= Evelyne Porret =

Swiss potter (1939–2021)

Evelyne Porret (1939 – June 1, 2021) was a Swiss potter. Originally from Switzerland, she moved to the village of Tunis, in the oasis of Fayoum with partner Michel Pastore, and established a pottery school in the village in the 1980s which played a large role in creating the village's pottery culture. The pottery school still exists today.

== Life ==
Evelyne Porret was born in Switzerland. Her father was a Protestant pastor in Cairo, and her mother, a housewife. In 1960, after graduating from the School of Decorative Arts in Genèva with Philippe Lambercy, she moved to Cairo.

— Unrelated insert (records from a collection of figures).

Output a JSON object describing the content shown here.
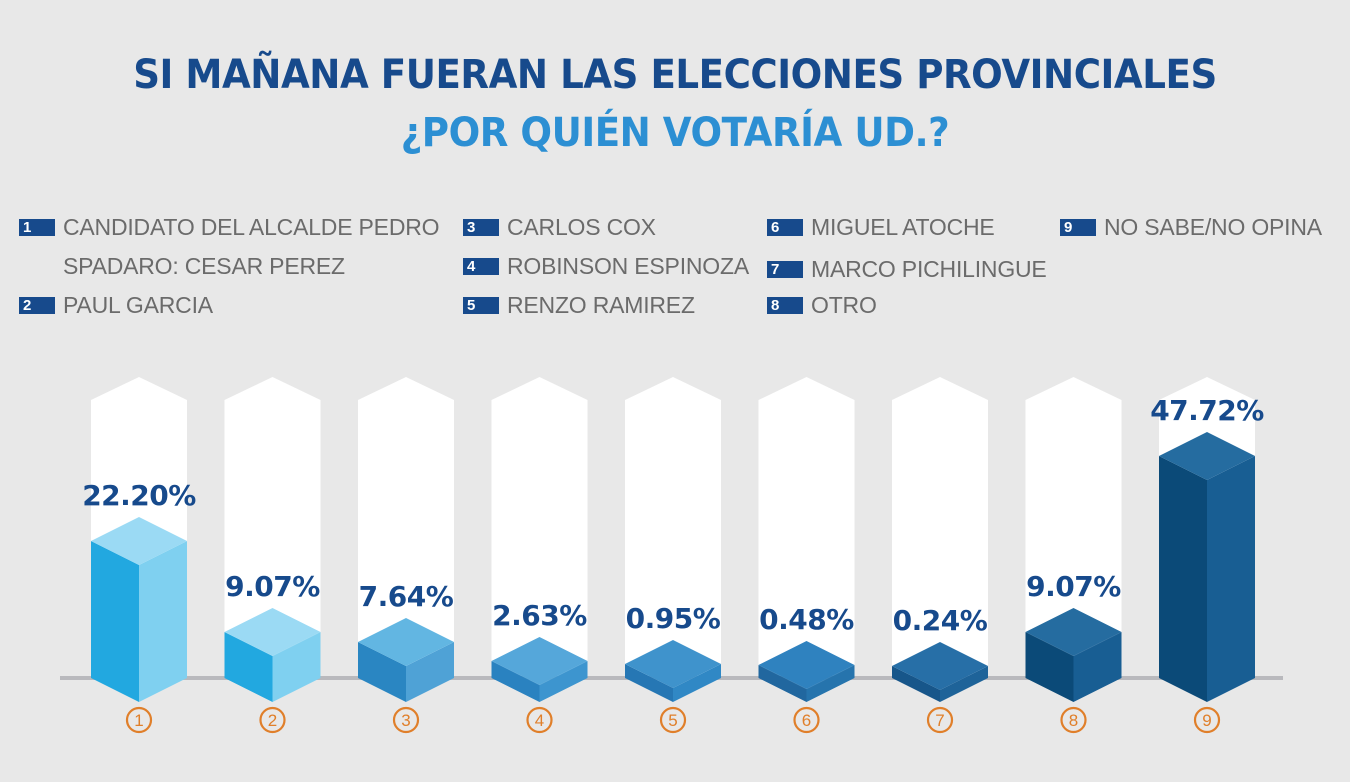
{
  "header": {
    "title_line1": "SI MAÑANA FUERAN LAS ELECCIONES PROVINCIALES",
    "title_line2": "¿POR QUIÉN VOTARÍA UD.?"
  },
  "legend": [
    {
      "num": "1",
      "label": "CANDIDATO DEL ALCALDE  PEDRO\nSPADARO: CESAR PEREZ"
    },
    {
      "num": "2",
      "label": "PAUL GARCIA"
    },
    {
      "num": "3",
      "label": "CARLOS COX"
    },
    {
      "num": "4",
      "label": "ROBINSON ESPINOZA"
    },
    {
      "num": "5",
      "label": "RENZO RAMIREZ"
    },
    {
      "num": "6",
      "label": "MIGUEL ATOCHE"
    },
    {
      "num": "7",
      "label": "MARCO PICHILINGUE"
    },
    {
      "num": "8",
      "label": "OTRO"
    },
    {
      "num": "9",
      "label": "NO SABE/NO OPINA"
    }
  ],
  "colors": {
    "title_dark": "#174a8c",
    "title_light": "#2c8fd3",
    "legend_box": "#174a8c",
    "value_label": "#174a8c",
    "category_circle": "#e07f2a",
    "baseline": "#b9b9bd",
    "backdrop": "#ffffff"
  },
  "chart_data": {
    "type": "bar",
    "title": "SI MAÑANA FUERAN LAS ELECCIONES PROVINCIALES ¿POR QUIÉN VOTARÍA UD.?",
    "xlabel": "",
    "ylabel": "",
    "unit": "%",
    "grid": false,
    "legend_position": "top",
    "categories": [
      "1",
      "2",
      "3",
      "4",
      "5",
      "6",
      "7",
      "8",
      "9"
    ],
    "category_names": [
      "CANDIDATO DEL ALCALDE PEDRO SPADARO: CESAR PEREZ",
      "PAUL GARCIA",
      "CARLOS COX",
      "ROBINSON ESPINOZA",
      "RENZO RAMIREZ",
      "MIGUEL ATOCHE",
      "MARCO PICHILINGUE",
      "OTRO",
      "NO SABE/NO OPINA"
    ],
    "values": [
      22.2,
      9.07,
      7.64,
      2.63,
      0.95,
      0.48,
      0.24,
      9.07,
      47.72
    ],
    "value_labels": [
      "22.20%",
      "9.07%",
      "7.64%",
      "2.63%",
      "0.95%",
      "0.48%",
      "0.24%",
      "9.07%",
      "47.72%"
    ],
    "bar_colors": [
      {
        "left": "#22a8e0",
        "right": "#7fd0f0",
        "top": "#9bdaf4"
      },
      {
        "left": "#22a8e0",
        "right": "#7fd0f0",
        "top": "#9bdaf4"
      },
      {
        "left": "#2a86c2",
        "right": "#4fa2d6",
        "top": "#62b6e2"
      },
      {
        "left": "#2a82c0",
        "right": "#3d95cf",
        "top": "#55a7da"
      },
      {
        "left": "#2677b4",
        "right": "#3088c5",
        "top": "#3f93cc"
      },
      {
        "left": "#21679f",
        "right": "#2674ad",
        "top": "#2f82bf"
      },
      {
        "left": "#17568a",
        "right": "#1e6399",
        "top": "#276fa7"
      },
      {
        "left": "#0b4a78",
        "right": "#185e93",
        "top": "#256ca0"
      },
      {
        "left": "#0b4a78",
        "right": "#185e93",
        "top": "#256ca0"
      }
    ],
    "ylim": [
      0,
      50
    ]
  }
}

On her first visit to Fayoum, she was accompanied by the Egyptian lyricist Sayed Hegab, who she would later marry. After regular visits to ceramics workshops across Egypt during the 1960s and 1970s, she moved in 1984 to the oasis of Fayoum, later to launch the Ptah Association for Training Urban and Rural Children in Ceramic Works, which remains the largest pottery school in Fayoum.

Porret would watch local children playing in the mud, which is abundant in the wet soil of the village that sits on the banks of Lake Qarun (Lake Moeris). As a result Porret decided to launch the village's first pottery school which would teach locals how to make a living through pottery skills.